Indeed the very societies that attempt most vigorously to suppress various drugs, and in which users are subject to the most stringent penalties, have seen a continuous increase in the per capita consumption of these drugs over the past forty years. This is tacitly admitted by the huge armed bureaucracies of the drug war that every year demand more and more public money to fund their suppressive activities; if the suppression were working, one would expect their budgets to go down, not up.
Worse—and we may all see the effects—the criminalization of drug use has empowered and enriched a global criminal underworld by guaranteeing that it is the only source of supply of these drugs. We have, in effect, delivered that large minority within our societies that feels the need to experience altered states of consciousness into the hands of the very worst mobsters and sleazeballs on the planet. Those who wish to buy drugs have no choice but to approach and associate with violent and greedy criminals. And because the proceeds from illegal drug sales are so enormous, we are all caught up in the inevitable consequences of turf wars and murders among the gangs and cartels competing in this blackest of black markets.
It should be completely obvious to our governments, after forty years of dismal failure to suppress illegal drug use, that their policies in this area do not work and will never work. It should be completely obvious, a simple logical step, to realize that by decriminalizing drug use and making the supply of all drugs available to those adults who wish to use them through legal and properly regulated channels we could, at a stroke, put out of business the immense criminal enterprise that presently flourishes on the supply of illegal drugs.
It should be obvious, but somehow it is not.

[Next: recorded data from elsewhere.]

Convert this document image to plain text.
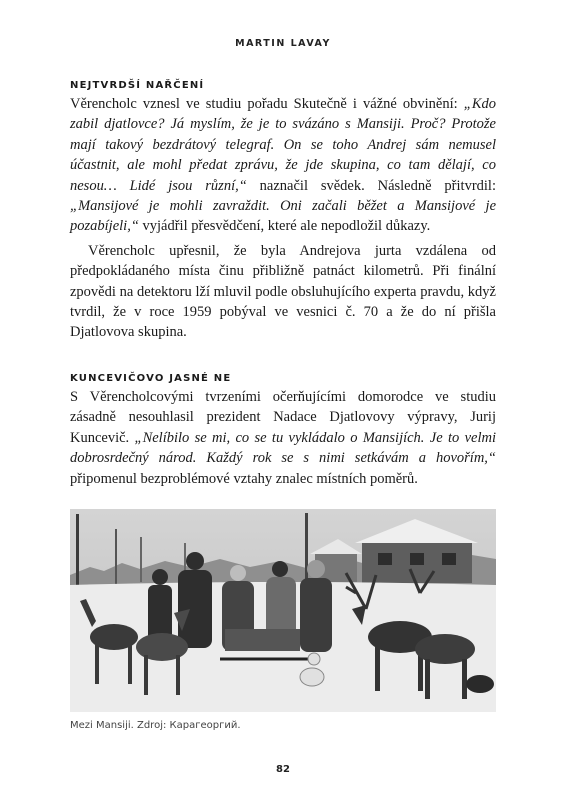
MARTIN LAVAY

NEJTVRDŠÍ NAŘČENÍ

Věrencholc vznesl ve studiu pořadu Skutečně i vážné obvinění: „Kdo zabil djatlovce? Já myslím, že je to svázáno s Mansiji. Proč? Protože mají takový bezdrátový telegraf. On se toho Andrej sám nemusel účastnit, ale mohl předat zprávu, že jde skupina, co tam dělají, co nesou… Lidé jsou různí,“ naznačil svědek. Následně přitvrdil: „Mansijové je mohli zavraždit. Oni začali běžet a Mansijové je pozabíjeli,“ vyjádřil přesvědčení, které ale nepodložil důkazy.

Věrencholc upřesnil, že byla Andrejova jurta vzdálena od předpokládaného místa činu přibližně patnáct kilometrů. Při finální zpovědi na detektoru lží mluvil podle obsluhujícího experta pravdu, když tvrdil, že v roce 1959 pobýval ve vesnici č. 70 a že do ní přišla Djatlovova skupina.

KUNCEVIČOVO JASNÉ NE

S Věrencholcovými tvrzeními očerňujícími domorodce ve studiu zásadně nesouhlasil prezident Nadace Djatlovovy výpravy, Jurij Kuncevič. „Nelíbilo se mi, co se tu vykládalo o Mansijích. Je to velmi dobrosrdečný národ. Každý rok se s nimi setkávám a hovořím,“ připomenul bezproblémové vztahy znalec místních poměrů.

Mezi Mansiji. Zdroj: Карагеоргий.
82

Instead the powers that be continue to pursue the same harsh and cruel policies to which they have been wedded since 1971, ever seeking to strengthen and reinforce them rather than to replace them with something better. Indeed the only “change” that the drug warriors have consistently sought across the decades has been to demand ever more money, ever more surveillance technology, ever more arms, and ever more draconian legislative powers to break into homes, confiscate property, and deprive otherwise law-abiding citizens of liberty. In the process we have seen our once free and upstanding societies, which used to respect individual choice, conscience, and adult responsibility above all else, slide remorselessly down the slippery slope that leads to the police state. And all this is being done in our name, with our money, by our own governments, to “save us from ourselves”!